Appunti per una riflessione a partire dal dibattito " Post-human rights: il conflitto del genere" svoltosi il 15/07 presso lo Sherwood Festival di Padova.

22 / 7 / 2014

 Avere una posizione situata nello spazio europeo è ciò che contraddistingue la nostra analisi politica, sempre dal punto di vista dei movimenti sociali, rispetto ad un radicale cambiamento dello stato di cose esistente. Questo significa avere ben presenti le dinamiche che provengono dalle forze politiche della governance continentale dominante e quelle emergenti nel contesto della crisi, per metterle a critica, decostruirle e capire quali sono le possibilità dell'azione determinata e incisiva.

A questo proposito, mi sembra utile provare ad abbozzare una riflessione in Europa rispetto ai diritti (sia soggettivi sia sociali) che riguardano le libertà di autodeterminazione e dell'affetto, riferendole immediatamente alla questione dell'uguaglianza sostanziale. La lente di ingrandimento del postumano, pur considerandone tutti i limiti e i nodi problematici contenuti all'interno del pensiero di Braidotti, può permetterci di fare un salto in avanti e di concepire rivendicazioni collettive al di là di qualsiasi formula precostituita e funzionale alla gestione della crisi economica. Che cosa si intende dire con tutto questo?

Partiamo da un dato di cui abbiamo sempre scritto e parlato: l'Europa, come contesto specifico della crisi finanziaria, ha visto – e lo dimostra ciò che si è verificato soprattutto durante l'ultimo periodo elettorale – mettersi in campo principalmente due tendenze.

Da una parte troviamo i tentativi delle destre estreme di imporsi nello spazio pubblico cavalcando i fenomeni di rabbia e rifuto delle politiche di austerità, al fine di trasporli su di un terreno nazionalista, xenofobo e sessista.
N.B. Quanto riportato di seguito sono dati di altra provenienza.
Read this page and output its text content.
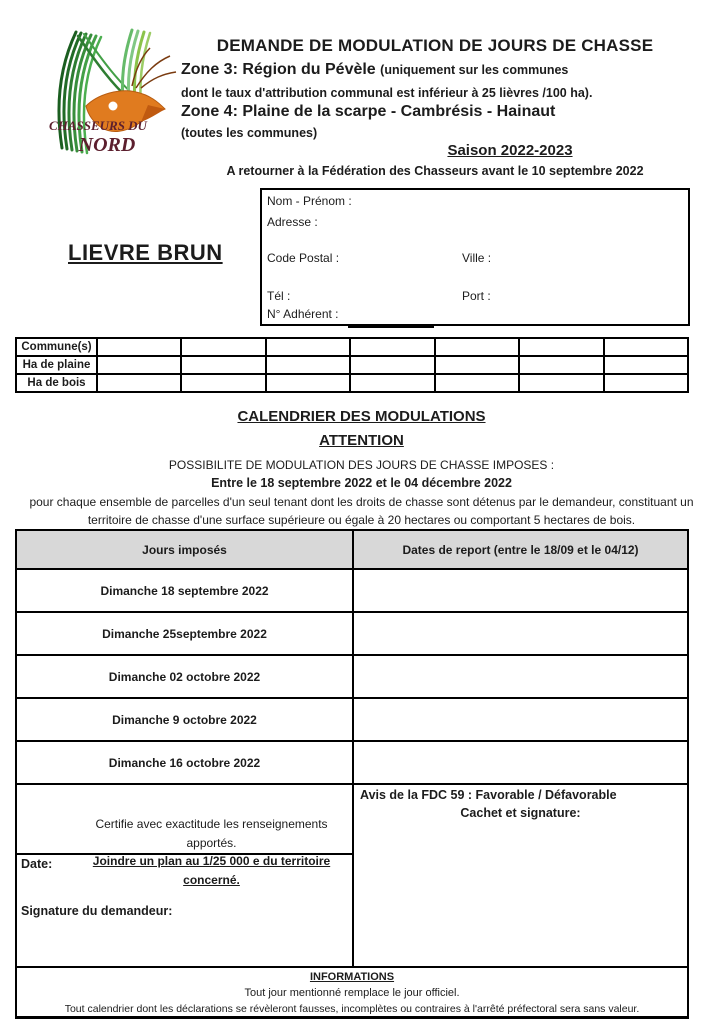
CHASSEURS DU
NORD
DEMANDE DE MODULATION DE JOURS DE CHASSE
Zone 3: Région du Pévèle (uniquement sur les communes
dont le taux d'attribution communal est inférieur à 25 lièvres /100 ha).
Zone 4: Plaine de la scarpe - Cambrésis - Hainaut
(toutes les communes)
Saison 2022-2023
A retourner à la Fédération des Chasseurs avant le 10 septembre 2022
LIEVRE BRUN
Nom - Prénom :
Adresse :
Code Postal :	Ville :
Tél :	Port :
N° Adhérent :
Commune(s)
Ha de plaine
Ha de bois
CALENDRIER DES MODULATIONS
ATTENTION
POSSIBILITE DE MODULATION DES JOURS DE CHASSE IMPOSES :
Entre le 18 septembre 2022 et le 04 décembre 2022
pour chaque ensemble de parcelles d'un seul tenant dont les droits de chasse sont détenus par le demandeur, constituant un
territoire de chasse d'une surface supérieure ou égale à 20 hectares ou comportant 5 hectares de bois.
Jours imposés	Dates de report (entre le 18/09 et le 04/12)
Dimanche 18 septembre 2022
Dimanche 25septembre 2022
Dimanche 02 octobre 2022
Dimanche 9 octobre 2022
Dimanche 16 octobre 2022
Certifie avec exactitude les renseignements apportés.
Joindre un plan au 1/25 000 e du territoire concerné.
Date:
Signature du demandeur:
Avis de la FDC 59 : Favorable / Défavorable
Cachet et signature:
INFORMATIONS
Tout jour mentionné remplace le jour officiel.
Tout calendrier dont les déclarations se révèleront fausses, incomplètes ou contraires à l'arrêté préfectoral sera sans valeur.
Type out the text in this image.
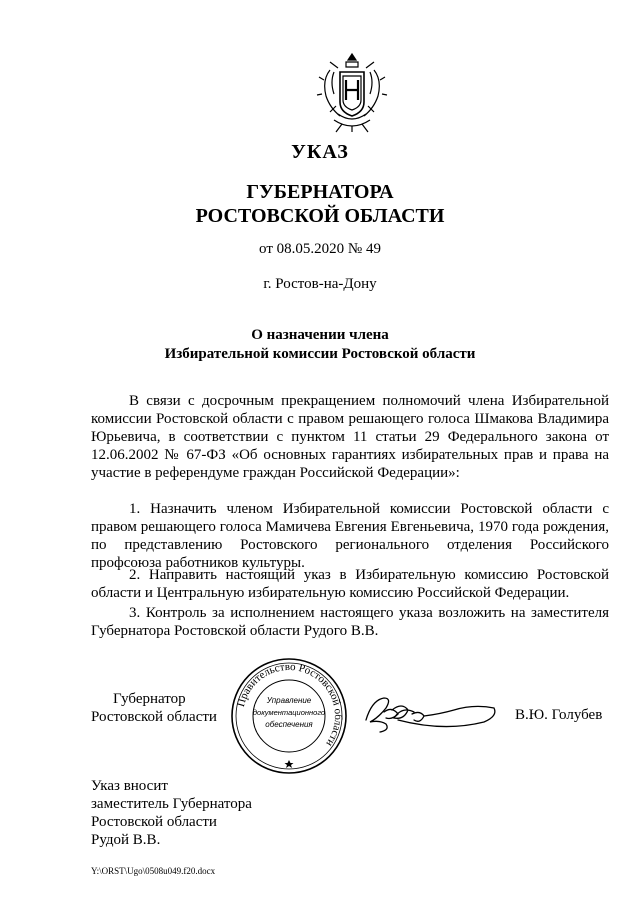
УКАЗ
ГУБЕРНАТОРА
РОСТОВСКОЙ ОБЛАСТИ
от 08.05.2020 № 49
г. Ростов-на-Дону
О назначении члена
Избирательной комиссии Ростовской области
В связи с досрочным прекращением полномочий члена Избирательной комиссии Ростовской области с правом решающего голоса Шмакова Владимира Юрьевича, в соответствии с пунктом 11 статьи 29 Федерального закона от 12.06.2002 № 67-ФЗ «Об основных гарантиях избирательных прав и права на участие в референдуме граждан Российской Федерации»:
1. Назначить членом Избирательной комиссии Ростовской области с правом решающего голоса Мамичева Евгения Евгеньевича, 1970 года рождения, по представлению Ростовского регионального отделения Российского профсоюза работников культуры.
2. Направить настоящий указ в Избирательную комиссию Ростовской области и Центральную избирательную комиссию Российской Федерации.
3. Контроль за исполнением настоящего указа возложить на заместителя Губернатора Ростовской области Рудого В.В.
Губернатор
Ростовской области
Правительство Ростовской области
Управление
документационного
обеспечения
В.Ю. Голубев
Указ вносит
заместитель Губернатора
Ростовской области
Рудой В.В.
Y:\ORST\Ugo\0508u049.f20.docx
La chiusura delle frontiere e dei confini, chiaramente rivolta maggiormente a quei migranti provenienti dalle coste africane del Mediterraneo, ma anche ai flussi di mobilità interna, va infatti di pari passo con la riproduzione di modelli familiari tradizionali. Le politiche moraliste tendono a ricreare quel legame sociale che la crisi economica e il paradigma della precarietà hanno contribuito a sciogliere, a causa della mancanza di uno Stato assistenzialista a sostegno della famiglia e il lavoro, attaccandosi all'esclusione delle diversità sessualizzate e razzializzate. In poche parole, la generalità di queste destre estreme e populiste vuole rafforzare un concetto di cittadinanza chiuso e restrittivo attraverso l'appartenenza alla vecchia idea di Nazione, la cui materialità è data dalla presenza dello Stato, che dà un calco omogeneo per tutte le forme di vita che lo rispecchiano garantendone la sussistenza. E' quello che abbiamo visto accadere in Francia nel periodo precedente le prime scadenze elettorali comunali: il Front National è sceso in piazza per delegittimare il governo Hollande a fronte delle sue politiche di asuterità; accanto a questo, si sono subito compattati tutti quei fenomeni organizzati sessisti e razzisti come i Manif pour tous, i pro-life, gruppi per la purezza etnica, ecc, marciando in ventimila nel jour de la colère per le strade di Parigi. Insomma, lo stato di emergenza della povertà diffusa e della sofferenza sociale impone di pensare alla Nazione secondo i criteri classici umanisti riassumibili nel maschio bianco, proprietario (e di beni e di famiglia) ed eterosessuale, la cui riproposizione è volta alla costruzione di un ordine sociale ben preciso e alla crescita della propria popolazione. In quest'ultimo caso, vediamo il riaffermarsi con forza dell'idea reazionaria di donna-madre e gestatrice della specie nazionale: alla donna spetta il compito di generare quegli individui che appartengono successivamente allo Stato, che ne danno la potenza e la ricchezza; e capiamo bene che ruolo possano avere le politiche anti-abortiste e contro la libertà delle donne all'interno di questi discorsi.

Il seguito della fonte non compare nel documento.